Granted, it’s not particularly remarkable when a crayfish crawls to the shore of a majestic river. But when a blue one proceeds to read the riot act to a mustachioed water thief once he gets there, it can only mean one thing: The Paper Hand Puppet Intervention is back in town.
Saturday’s audience at the Festival for the Eno and the Sunday afternoon crowd at Carrboro’s Weaver Street Market watched as an indigo crustacean took his case–and the Earth’s–to the floor of the Senate in the activist art company’s latest work, a children’s show called The Crawdad’s Conundrum.
Those who know the group’s political protest work will find much familiar in this half-hour presentation. The four-year-old company has always couched its points about economics and the environment in metaphorical and often whimsical scripts, with live music and puppets of all shapes and sizes. In previous offerings, including A Very Old Unfinished Story, Listen to the Sky and Uprising, regional audiences have marveled at Paper Hand’s wide range of hand-made characters: Animals, humans, birds and the sun–along with politicians, polluters and corporate robber barons–have all been vividly represented by bunraku puppets, vast, colorful multi-story rod puppets–which take three or more puppeteers to operate–and a number of other creations in between.
But The Crawdad’s Conundrum is surprisingly small for a group used to staging the heavens and the earth (along with the rise and fall of assorted economic and political systems) on the dirt and stone stage of Chapel Hill’s Forest Theater.

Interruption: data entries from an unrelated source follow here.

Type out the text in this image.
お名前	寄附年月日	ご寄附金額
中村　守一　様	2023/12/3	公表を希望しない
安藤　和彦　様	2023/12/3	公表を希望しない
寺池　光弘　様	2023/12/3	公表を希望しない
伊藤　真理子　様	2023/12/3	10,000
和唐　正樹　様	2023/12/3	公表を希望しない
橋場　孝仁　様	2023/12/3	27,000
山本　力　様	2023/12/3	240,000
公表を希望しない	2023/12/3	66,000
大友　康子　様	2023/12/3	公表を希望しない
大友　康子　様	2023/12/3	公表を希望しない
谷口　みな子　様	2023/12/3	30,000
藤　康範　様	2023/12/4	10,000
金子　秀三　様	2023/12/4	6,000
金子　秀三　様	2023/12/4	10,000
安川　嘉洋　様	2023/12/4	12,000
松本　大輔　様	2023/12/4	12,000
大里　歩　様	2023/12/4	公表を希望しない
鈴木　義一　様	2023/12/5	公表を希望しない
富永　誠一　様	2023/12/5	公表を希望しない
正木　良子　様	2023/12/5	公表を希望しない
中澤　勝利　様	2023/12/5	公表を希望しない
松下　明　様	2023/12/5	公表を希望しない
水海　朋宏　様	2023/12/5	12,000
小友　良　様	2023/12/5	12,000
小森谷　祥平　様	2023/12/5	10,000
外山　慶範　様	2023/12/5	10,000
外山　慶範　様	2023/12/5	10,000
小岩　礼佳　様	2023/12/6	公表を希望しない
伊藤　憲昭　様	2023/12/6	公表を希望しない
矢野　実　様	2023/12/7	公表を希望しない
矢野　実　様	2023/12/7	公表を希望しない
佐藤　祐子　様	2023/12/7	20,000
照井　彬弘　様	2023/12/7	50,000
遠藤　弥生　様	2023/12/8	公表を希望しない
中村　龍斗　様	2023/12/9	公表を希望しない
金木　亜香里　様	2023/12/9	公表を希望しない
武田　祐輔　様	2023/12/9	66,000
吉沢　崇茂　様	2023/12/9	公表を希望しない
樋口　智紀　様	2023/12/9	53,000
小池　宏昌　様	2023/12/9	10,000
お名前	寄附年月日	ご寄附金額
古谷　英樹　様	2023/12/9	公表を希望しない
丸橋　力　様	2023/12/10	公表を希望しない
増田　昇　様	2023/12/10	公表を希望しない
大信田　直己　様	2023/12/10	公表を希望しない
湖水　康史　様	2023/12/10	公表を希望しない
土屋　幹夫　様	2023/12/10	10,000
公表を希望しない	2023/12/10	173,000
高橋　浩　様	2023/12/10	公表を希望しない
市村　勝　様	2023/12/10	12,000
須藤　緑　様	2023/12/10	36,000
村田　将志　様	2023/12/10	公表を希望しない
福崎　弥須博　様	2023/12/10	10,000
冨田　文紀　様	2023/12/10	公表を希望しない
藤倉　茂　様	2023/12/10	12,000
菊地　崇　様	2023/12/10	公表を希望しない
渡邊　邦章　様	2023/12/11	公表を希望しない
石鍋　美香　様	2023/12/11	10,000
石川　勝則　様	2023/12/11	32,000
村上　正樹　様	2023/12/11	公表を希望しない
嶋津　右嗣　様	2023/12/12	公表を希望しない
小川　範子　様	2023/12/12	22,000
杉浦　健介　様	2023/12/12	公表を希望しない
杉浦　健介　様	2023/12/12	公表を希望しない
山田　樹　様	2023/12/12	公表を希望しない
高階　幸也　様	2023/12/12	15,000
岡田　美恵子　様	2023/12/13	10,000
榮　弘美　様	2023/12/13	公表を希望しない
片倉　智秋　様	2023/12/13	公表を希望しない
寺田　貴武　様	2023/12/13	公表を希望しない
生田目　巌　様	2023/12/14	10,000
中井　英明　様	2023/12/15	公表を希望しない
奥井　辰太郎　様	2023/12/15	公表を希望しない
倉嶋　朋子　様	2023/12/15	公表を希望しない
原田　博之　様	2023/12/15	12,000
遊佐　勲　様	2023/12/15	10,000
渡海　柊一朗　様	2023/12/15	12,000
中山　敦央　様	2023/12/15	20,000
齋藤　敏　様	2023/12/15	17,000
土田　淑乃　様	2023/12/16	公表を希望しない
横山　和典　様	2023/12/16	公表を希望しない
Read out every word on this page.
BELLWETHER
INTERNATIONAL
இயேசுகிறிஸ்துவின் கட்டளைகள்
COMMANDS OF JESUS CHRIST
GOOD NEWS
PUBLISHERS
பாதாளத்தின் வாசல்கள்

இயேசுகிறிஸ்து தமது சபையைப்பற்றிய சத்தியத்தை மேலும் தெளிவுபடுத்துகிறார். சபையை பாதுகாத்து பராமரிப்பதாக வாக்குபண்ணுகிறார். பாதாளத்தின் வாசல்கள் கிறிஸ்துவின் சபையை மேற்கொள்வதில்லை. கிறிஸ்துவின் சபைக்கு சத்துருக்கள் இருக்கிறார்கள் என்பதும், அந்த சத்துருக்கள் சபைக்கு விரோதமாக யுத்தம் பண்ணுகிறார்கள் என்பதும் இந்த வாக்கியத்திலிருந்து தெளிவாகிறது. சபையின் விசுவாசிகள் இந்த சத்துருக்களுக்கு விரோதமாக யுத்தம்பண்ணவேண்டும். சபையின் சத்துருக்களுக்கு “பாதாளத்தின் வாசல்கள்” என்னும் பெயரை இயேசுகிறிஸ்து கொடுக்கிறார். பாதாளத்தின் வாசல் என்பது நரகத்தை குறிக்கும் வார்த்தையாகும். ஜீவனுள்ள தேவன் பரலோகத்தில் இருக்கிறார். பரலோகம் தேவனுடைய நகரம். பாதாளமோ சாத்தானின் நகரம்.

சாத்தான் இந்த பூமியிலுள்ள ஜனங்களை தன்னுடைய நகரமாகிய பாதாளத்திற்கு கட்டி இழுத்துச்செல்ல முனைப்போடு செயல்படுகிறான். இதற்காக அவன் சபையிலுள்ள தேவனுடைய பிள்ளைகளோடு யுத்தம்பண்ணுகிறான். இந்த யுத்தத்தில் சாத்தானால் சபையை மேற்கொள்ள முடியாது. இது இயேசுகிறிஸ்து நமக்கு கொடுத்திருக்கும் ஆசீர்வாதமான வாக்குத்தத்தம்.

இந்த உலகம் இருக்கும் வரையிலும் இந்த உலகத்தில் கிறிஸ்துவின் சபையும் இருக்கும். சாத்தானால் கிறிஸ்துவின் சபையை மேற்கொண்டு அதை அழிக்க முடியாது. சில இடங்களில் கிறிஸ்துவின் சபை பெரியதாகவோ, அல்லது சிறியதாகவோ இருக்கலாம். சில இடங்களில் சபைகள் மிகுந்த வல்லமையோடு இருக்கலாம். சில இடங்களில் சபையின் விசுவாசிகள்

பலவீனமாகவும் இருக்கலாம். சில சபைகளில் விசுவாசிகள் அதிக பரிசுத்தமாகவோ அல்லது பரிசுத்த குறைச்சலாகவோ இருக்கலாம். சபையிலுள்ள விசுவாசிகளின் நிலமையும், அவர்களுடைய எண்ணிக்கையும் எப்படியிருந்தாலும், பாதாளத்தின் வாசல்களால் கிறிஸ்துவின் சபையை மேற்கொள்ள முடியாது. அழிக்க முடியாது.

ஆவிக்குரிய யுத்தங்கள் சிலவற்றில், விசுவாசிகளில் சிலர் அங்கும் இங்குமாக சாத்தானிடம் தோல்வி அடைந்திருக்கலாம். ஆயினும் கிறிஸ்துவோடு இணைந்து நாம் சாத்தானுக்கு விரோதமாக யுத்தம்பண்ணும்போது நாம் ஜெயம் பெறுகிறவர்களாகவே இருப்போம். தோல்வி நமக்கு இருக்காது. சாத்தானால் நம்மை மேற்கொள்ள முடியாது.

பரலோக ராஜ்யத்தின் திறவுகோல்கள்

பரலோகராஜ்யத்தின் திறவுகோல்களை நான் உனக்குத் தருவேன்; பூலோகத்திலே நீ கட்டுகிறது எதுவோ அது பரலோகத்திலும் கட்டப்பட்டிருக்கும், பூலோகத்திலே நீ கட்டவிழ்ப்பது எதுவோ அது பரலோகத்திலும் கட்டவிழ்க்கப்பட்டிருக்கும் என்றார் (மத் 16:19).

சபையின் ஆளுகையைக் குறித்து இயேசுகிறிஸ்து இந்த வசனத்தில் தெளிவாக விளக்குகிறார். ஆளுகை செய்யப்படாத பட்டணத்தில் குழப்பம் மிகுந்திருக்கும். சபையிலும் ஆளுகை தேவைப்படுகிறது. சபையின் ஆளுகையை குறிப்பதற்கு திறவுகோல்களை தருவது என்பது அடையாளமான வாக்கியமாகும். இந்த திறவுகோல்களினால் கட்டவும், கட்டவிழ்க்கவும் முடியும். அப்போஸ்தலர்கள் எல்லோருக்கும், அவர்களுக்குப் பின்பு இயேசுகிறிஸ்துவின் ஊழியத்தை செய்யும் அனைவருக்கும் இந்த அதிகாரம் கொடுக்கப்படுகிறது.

The current offering takes place on a small, curtained wooden stage, behind which two puppeteers–Donovan Zimmerman and Marcia Pentecost–manipulate a cast of characters including a reticent deer, a macho turtle and various members of Congress.
In the world of the play, all is well in the natural world until Man shows up. But when a settler stops by the river one day, takes a little water–and then returns to take more, and more–the animals must take matters into their own hands. Jan Burger accompanies his own rhymed narration with accordion, miscellaneous percussion and harmonica. The inventive company uses slapstick humor and sight gags to make their points to a children’s audience.
Over 150 people crowded around the little stage at the Eno last Saturday, while another 100 looked on from tables and picnic blankets in front of Carrboro’s Weaver Street Market Sunday.
A condensed version of the company’s Water of Life, Conundrum’s smaller set-up is designed to make the work more portable. Plus a simpler show frees the rest of the group to work on their next larger work: The Dream and the Lie, which bows next month at the Forest Theater. “We’re doing four vignettes this year,” says Zimmerman, “each highlighting a different type of puppetry. The most complex puppets will take five people to make them work.”
The Dream and the Lie starts Aug. 28, and runs through Sept. 12. Before that, Paper Hand Puppet Intervention performs The Crawdad’s Conundrum Saturday, July 12 at 1 p.m. at the new Southern Village branch of Weaver Street Market, just outside Chapel Hill. The company’s “puppet hotline” is 923-1857.
This week: The theater siesta ends with five new productions across the region. We wonder what a comedy club is going to do with Eugene Ionesco’s absurdist masterpiece The Bald Soprano , which begins a three-weekend run at Raleigh’s Comedy Worx Friday night.
Regional audiences enjoyed playwright David Lindsay-Abaire’s Fuddy Meers when Manbites Dog presented it two seasons ago. Actors Comedy Lab presents Lindsay-Abaire’s second play, Wonder of the World , starting Thursday at N.C. State’s Thompson Theater.
Meanwhile, Open Door Theater keeps its annual summertime date with the Reduced Shakespeare Company with The Complete History of America (Abridged) . Its “moving target” tour of the Triangle touches down for early shows at Southpoint this week, before heading to Skylight Exchange, Jo and Joe’s, both Weaver Street Markets and Chapel Hill’s Rosemary Street Ampitheater in the coming weeks.
Carrboro’s ArtsCenter follows up on last summer’s well-intentioned, first–and quite uneven–Ten Minute Play Festival with Ten by Ten in the Triangle, opening Thursday night.
And patrons who snatched up tickets for North Carolina Theater’s The Sound of Music will finally see how those beginners’ acting lessons went with the actual Von Trapp Children (four generations removed), starting Friday night.